Intervista di Gianluca Clerici
Un esordio decisamente distante dal solito sentire indie pop che trattiamo dentro queste pagine di cultura musicale, nazionale e internazionale. Qui siamo proprio dentro perimetri apolidi di cultura musicale, di oggetti raffinati, di forme prive di regole dedite alle mode e al commercio. Siamo nell’espressione che ha l’unica forma utile alla ragione: se stessa. Compositore e chitarrista classico, Andrea Cavina dedica allegoricamente 10 lettere a 10 persone importante dell’arte e della cultura mondiale. Lettere che sono composizioni che a loro sono dedicate… un disco di sola chitarra classica che inevitabilmente sfida ogni tipo di attenzione, sfida ogni moda e ogni forma conosciuta. E non a caso lo stesso Cavina chiude con una intelligente provocazione su quelli che definiamo classici o meno… nella lettura tutta nostra, l’ignoranza musicale ormai impera sovrana e dischi come “10 Lettere” rischia di confondersi nel mare magnum dell’eterna distrazione coccolata soltanto dalle mode facili e immediate. Noi indaghiamo con immensa curiosità, anche e soprattutto da un punto di vista sociale con le nostre consuete domande di Just Kids Society.

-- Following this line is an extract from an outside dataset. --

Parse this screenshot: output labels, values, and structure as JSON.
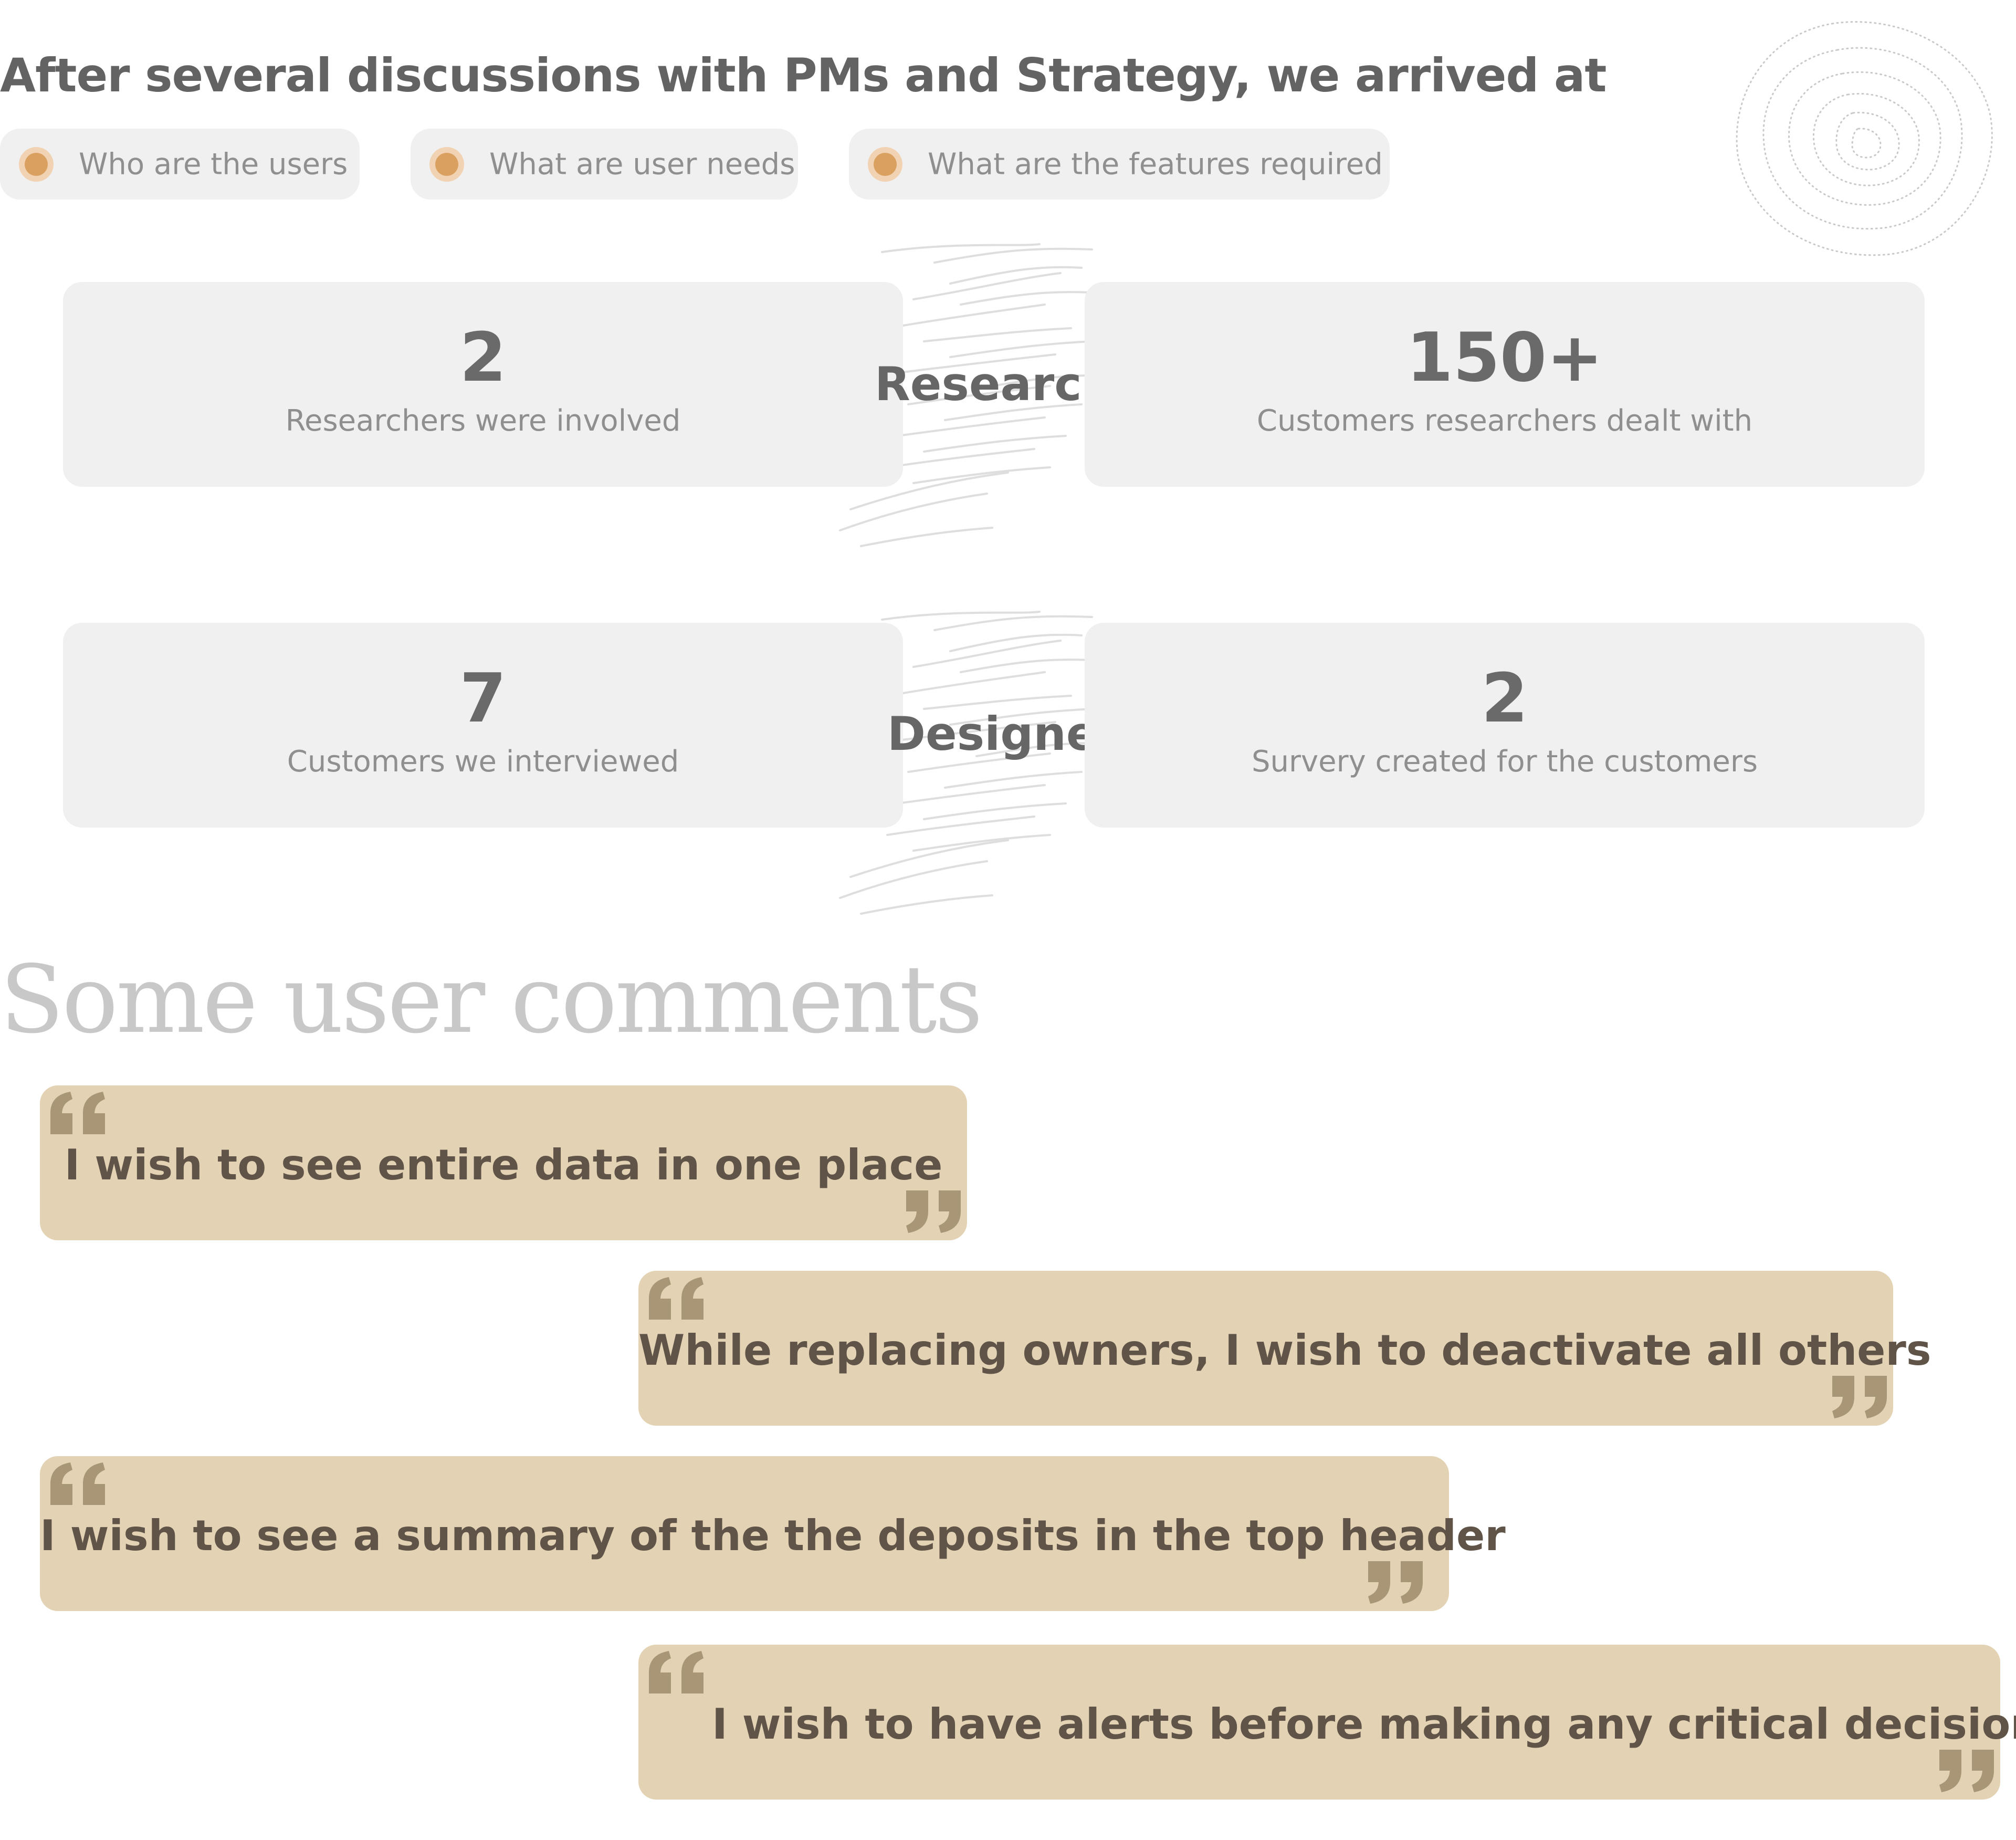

Iniziamo sempre questa rubrica pensando al futuro. Futuro ben oltre le letterature di Orwell e dei film di fantascienza. Che tipo di futuro si
vede oltre l’orizzonte? Il suono tornerà ad essere analogico o digitale?
Com’era il detto? “Fammi indovino e ti faccio ricco!” L’umanità ha sempre avuto paura del futuro e ha cercato modi per “prevederlo”, o quanto meno anticiparlo. Mi ricordo un corso di all’università in cui si parlava di previsioni di mercato e di come in realtà spesso l’idea che le persone avranno bisogno di qualcosa in futuro, crea il bisogno stesso.
Tornando a noi, nella mia esperienza ho creato un prodotto digitale, partendo da uno strumento fisico e antico come la chitarra.
Non ho idea di come sarà il futuro, ma di certo, se si cerca qualcosa di nuovo è importante dialogare con il passato, in modo da avere una storia da raccontare a supporto della propria creazione.
I dischi ormai hanno smesso di avere anche una forma fisica. Paradossalmente torna il vinile. Ormai anche il disco in quanto tale stenta ad esistere in luogo dei santi Ep o addirittura soltanto di singoli. Anche in questo c’è un ritorno al passato. Restiamo ancora dentro al futuro: che forma avrà la musica o meglio: che forma sarebbe giusta per la musica del futuro?
Anche questa è una domanda difficilissima. Che forma sarebbe giusta per il futuro?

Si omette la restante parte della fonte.